3. Develop the Smart Board as a centre before incorporating the entire class

Do you use centres for literacy or numeracy? If so, a SMART Board activity will provide an exciting centre for a small group of students. Depending on the lesson, you will be able to leave it in their capable hands. Perhaps it is a math problem that they have to solve. An online game to complete. Questions to investigate. Whatever it is, your students will be so delighted by the novelty of the device that they will focus on the lesson with the intensity of terriers on a squirrel.

In conclusion, let me tell you that I know what you’re thinking. You’re probably wanting to say, “Listen Jeff, moving lessons to the SMART Board is not a revolution. Nothing is improved by simply changing the format.” And while I would normally agree with you, let me assure you that students will be more engaged. Sure, it seems an oversimplification to say that simply digitizing paperwork will increase student engagement, but I challenge you to prove me wrong. I believe that you will be astonished by how on-task attention increases and off-task behaviour decreases by simply involving the SMART Board. It’s weird, I agree. Who knew that pixels would be such good motivators?!

If nothing else, I hope that wild racoon is looking a little friendlier now. What looked like a furry woodland menace a little while ago is now a willing and able ally. You know what? This might work out after all.
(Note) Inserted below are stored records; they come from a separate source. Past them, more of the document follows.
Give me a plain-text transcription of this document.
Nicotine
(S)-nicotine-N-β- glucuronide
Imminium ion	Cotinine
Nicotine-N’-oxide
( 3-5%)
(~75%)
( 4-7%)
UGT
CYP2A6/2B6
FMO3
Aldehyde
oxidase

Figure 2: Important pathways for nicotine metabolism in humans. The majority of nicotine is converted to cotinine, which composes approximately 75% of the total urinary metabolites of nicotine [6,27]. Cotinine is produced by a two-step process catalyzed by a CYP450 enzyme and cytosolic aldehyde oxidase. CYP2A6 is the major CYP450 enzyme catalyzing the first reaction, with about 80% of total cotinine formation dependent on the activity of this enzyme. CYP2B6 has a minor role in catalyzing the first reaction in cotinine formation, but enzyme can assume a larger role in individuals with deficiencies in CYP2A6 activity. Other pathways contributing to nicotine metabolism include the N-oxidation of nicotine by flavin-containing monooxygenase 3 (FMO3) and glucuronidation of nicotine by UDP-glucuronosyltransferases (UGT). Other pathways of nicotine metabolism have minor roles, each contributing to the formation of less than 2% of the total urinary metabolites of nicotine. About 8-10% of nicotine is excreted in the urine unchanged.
Looking for more ideas? Try these on for size

Primary division

  • Use the cloning function to create a bar graph of the weather. Track it for a month and then convert the image into a saveable .pdf file.
  • Convert YouTube songs into Flash video files and embed them into the morning song time. Now you can all do the actions together with your favourite character!

Junior division

  • To review a unit, students can design quiz questions for their classmates using “pen-eraser hide” or “magic box” techniques. Simple SMART Board “tricks” like those can make a review quiz interactive and fun to play.
  • Host your own Current Events news show. If you paste an image in the top left corner and project it on a student “news anchor,” you can produce a television news broadcast complete with an authentic icon box.

Intermediate division

  • Develop a student-created biome project with integrated video Google Earth tours. Now you can all “visit” the ecosystem!
  • Use Google Maps and “infinite cloner” to create a map that includes demographic information. Using symbols, you can create a visual display of population density and main industries.